Donald Trump veut racheter le Groenland : une idée déjà émise par Harry Truman en... 1946
Le Groenland comme nouvel Etat américain ? Une vieille idée assurément. Donald Trump a beau avoir proposé à deux reprises - en 2019 et en 2024 - de racheter ce territoire de 2 millions de km² grand comme quatre fois la France, il n’est pas le premier président américain à y avoir pensé. En 1946, le démocrate Harry Truman proposait déjà 100 millions de dollars en lingots d’or au Danemark pour l’acquérir. Pourquoi une telle offre ? Les autorités militaires y étaient favorables. A l’époque, elles considéraient même la transaction comme une nécessité. L'achat du Groenland donnait en effet aux Etats-Unis la possibilité de construire des bases militaires permettant de contrer les éventuelles attaques de bombardiers soviétiques.
Le site de l’agence Associated Press dévoile quelques détails de l’histoire, à partir de documents déclassifiés. "En fait, l'une des solutions envisagées était que les Etats-Unis échangent des terres situées dans le district de Point Barrow, en Alaska, contre les parties du Groenland qu'ils considéraient comme ayant une valeur militaire. Dans le cadre de ce plan, les Danois auraient reçu les droits sur le pétrole découvert et auraient dû le vendre aux Etats-Unis".

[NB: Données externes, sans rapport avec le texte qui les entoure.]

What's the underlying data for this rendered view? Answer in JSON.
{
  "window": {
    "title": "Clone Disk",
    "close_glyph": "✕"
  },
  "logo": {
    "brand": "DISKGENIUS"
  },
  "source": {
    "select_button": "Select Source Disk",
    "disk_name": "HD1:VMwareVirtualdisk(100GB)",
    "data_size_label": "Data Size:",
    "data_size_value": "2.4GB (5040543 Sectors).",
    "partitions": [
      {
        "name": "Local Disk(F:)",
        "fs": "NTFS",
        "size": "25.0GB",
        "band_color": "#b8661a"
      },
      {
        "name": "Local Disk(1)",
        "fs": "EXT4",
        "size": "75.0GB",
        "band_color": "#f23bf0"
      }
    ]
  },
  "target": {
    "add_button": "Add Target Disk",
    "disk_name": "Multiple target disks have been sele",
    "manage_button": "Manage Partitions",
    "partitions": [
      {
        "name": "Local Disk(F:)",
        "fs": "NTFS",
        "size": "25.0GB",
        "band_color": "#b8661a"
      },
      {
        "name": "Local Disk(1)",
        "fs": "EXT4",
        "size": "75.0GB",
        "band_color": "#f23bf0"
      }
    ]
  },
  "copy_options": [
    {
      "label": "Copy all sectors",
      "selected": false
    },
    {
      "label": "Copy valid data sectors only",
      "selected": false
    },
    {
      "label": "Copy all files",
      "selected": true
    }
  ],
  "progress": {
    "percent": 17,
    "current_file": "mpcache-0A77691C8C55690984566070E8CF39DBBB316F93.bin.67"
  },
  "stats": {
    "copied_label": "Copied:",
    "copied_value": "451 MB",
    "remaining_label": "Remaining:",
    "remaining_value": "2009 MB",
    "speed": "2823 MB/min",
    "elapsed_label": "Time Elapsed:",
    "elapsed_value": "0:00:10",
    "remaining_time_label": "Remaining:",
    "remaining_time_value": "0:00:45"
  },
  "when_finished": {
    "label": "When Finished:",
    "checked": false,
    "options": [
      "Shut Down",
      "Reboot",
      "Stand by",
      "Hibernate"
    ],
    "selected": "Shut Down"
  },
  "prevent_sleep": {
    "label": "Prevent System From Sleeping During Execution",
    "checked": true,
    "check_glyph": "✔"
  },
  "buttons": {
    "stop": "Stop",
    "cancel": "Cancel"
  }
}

Le secrétaire d'Etat James Byrnes fait part de cette offre au ministre danois des Affaires étrangères Gustav Rasmussen, en visite à New York le 14 décembre 1946. Mais elle n’a pas l’effet escompté : "Nos besoins ... ont semblé choquer Rasmussen, mais il n'a pas rejeté catégoriquement mes suggestions et a dit qu'il étudierait un mémorandum que je lui ai remis", témoigne James Byrnes.
Près de 80 ans plus tard, Marc Thiessen, directeur de la rédaction des discours à la Maison-Blanche (2007–2009) continue de croire que le Danemark a fait ce jour-là une erreur magistrale. "En 1967, la découverte de pétrole la plus riche de l'histoire des Etats-Unis a eu lieu dans la région de Point Barrow. Mauvaise décision, Danemark ! Triste !", écrit-il dans une analyse datée de 2019, qui circule à nouveau sur les réseaux sociaux.
Acheter... ou louer
Mais le "non" danois est surtout un frein à l’ambition des Etats-Unis. Comme le rappelle Marc Thiessen, le Groenland dispose de vastes richesses en minéraux, des ressources que le Danemark n'a pas pu ou voulu exploiter : zinc, plomb, or, diamants, cuivre et uranium. Cette zone est également intéressante en raison de ses éléments de terres rares, actuellement fournis aux Etats-Unis par la Chine.
"En achetant le Groenland, nous aurions le contrôle de ces minerais d'importance stratégique. Sur le plan militaire, cela permettrait d'écarter la Chine et la Russie, qui ont toutes deux ciblé agressivement l'Arctique en y installant des bases, des stations de recherche scientifique et des investissements stratégiques", détaille l'expert.
Bien sûr, ce sympathisant de Donald Trump ne dira pas un mot sur les conséquences environnementales de l’exploitation économique du Groenland ou sur la légitimité des Etats-Unis à revendiquer un territoire de plus. Dans son édito, il rappelle au contraire les nombreuses acquisitions de territoires effectuées par les Etats-Unis à coups de dollars, comme l’achat en 1867 de l’Alaska à la Russie pour un peu plus de 7 millions de dollars. Le Danemark refuse, pour l’instant, toute proposition de ce style. Mais il pourrait finir par céder un jour, se disent les pro-Trump. Très pragmatique, l’un d’entre eux conclut : si on ne peut pas acheter le Groenland, on peut sans doute le louer.